> keyboard shortcuts

Claude Code's interactive prompt has a keyboard layer that makes long sessions fast: interrupt and redirect Claude, rewind to a checkpoint, cycle permission modes, search history, and inspect exactly what ran. A few single-character prefixes double as commands — ! runs a shell command inline, @ references a file, / opens the command menu. macOS users must configure Option as Meta in their terminal for the Alt-key shortcuts to work.

// keyboard shortcuts

8 commands

// faq

What does pressing Esc twice do?

It depends on the prompt. With text in the input, double Esc clears it and saves the draft so Up recalls it. With an empty input, double Esc opens the rewind menu to restore or summarize code and conversation from an earlier checkpoint — the keyboard shortcut for /rewind. A single Esc, by contrast, just interrupts Claude's current turn.

How do I stop Claude without losing my place?

Press Esc to interrupt the current response or tool call mid-turn; the work done so far is kept and you can redirect. Esc closes an open dialog instead of interrupting. Ctrl+C is the harder stop — it cancels the running operation, and a second press on an empty prompt exits Claude Code entirely.

How do I switch permission modes quickly?

Press Shift+Tab to cycle through default (shown as Manual), acceptEdits, plan, and any extra modes you've enabled like auto or bypassPermissions. The active mode shows in the indicator above the prompt. On some Windows runtimes the binding is Alt+M instead.

How do I run a terminal command without leaving Claude?

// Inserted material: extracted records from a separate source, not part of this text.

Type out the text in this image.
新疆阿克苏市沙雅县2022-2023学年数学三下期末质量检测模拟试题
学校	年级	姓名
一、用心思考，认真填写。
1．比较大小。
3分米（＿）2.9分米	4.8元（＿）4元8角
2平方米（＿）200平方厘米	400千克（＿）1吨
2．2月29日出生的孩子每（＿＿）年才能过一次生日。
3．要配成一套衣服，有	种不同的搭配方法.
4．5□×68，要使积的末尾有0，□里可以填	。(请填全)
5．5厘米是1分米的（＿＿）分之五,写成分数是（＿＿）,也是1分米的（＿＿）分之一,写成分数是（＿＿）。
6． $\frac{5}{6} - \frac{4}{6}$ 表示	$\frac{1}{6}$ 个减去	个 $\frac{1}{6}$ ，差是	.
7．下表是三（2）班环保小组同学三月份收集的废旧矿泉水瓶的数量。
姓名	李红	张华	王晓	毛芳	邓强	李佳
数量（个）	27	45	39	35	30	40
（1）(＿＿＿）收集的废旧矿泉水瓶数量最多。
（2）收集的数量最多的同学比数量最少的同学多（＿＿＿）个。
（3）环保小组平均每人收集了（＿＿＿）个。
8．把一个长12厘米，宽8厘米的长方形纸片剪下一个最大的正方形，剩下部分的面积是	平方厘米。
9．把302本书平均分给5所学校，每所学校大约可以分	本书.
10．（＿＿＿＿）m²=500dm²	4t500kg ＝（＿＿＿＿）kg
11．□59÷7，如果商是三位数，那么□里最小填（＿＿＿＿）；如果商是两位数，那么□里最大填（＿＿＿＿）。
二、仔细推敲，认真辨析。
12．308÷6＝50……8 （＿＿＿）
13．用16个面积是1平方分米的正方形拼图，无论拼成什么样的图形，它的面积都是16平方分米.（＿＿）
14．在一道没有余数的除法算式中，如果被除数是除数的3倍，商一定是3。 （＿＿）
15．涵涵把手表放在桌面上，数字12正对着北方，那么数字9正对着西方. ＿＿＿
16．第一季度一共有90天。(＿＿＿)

Start your input with ! to run it as a shell command directly. The command and its output are added to the conversation, and Claude now responds to that output automatically — so ! npm test both runs the tests and explains any failures. Exit shell mode with Esc, Backspace, or Ctrl+U on an empty prompt.

How do I turn on vim keybindings?

Enable vim mode via /config under Editor mode, or set "editorMode": "vim" in settings.json. Esc enters NORMAL mode and i/a/o return to INSERT; NORMAL supports motions (h j k l, w, b) and operators (dd, yy, cc, p, .). You can map a two-key INSERT sequence like jj to Escape with the vimInsertModeRemaps setting.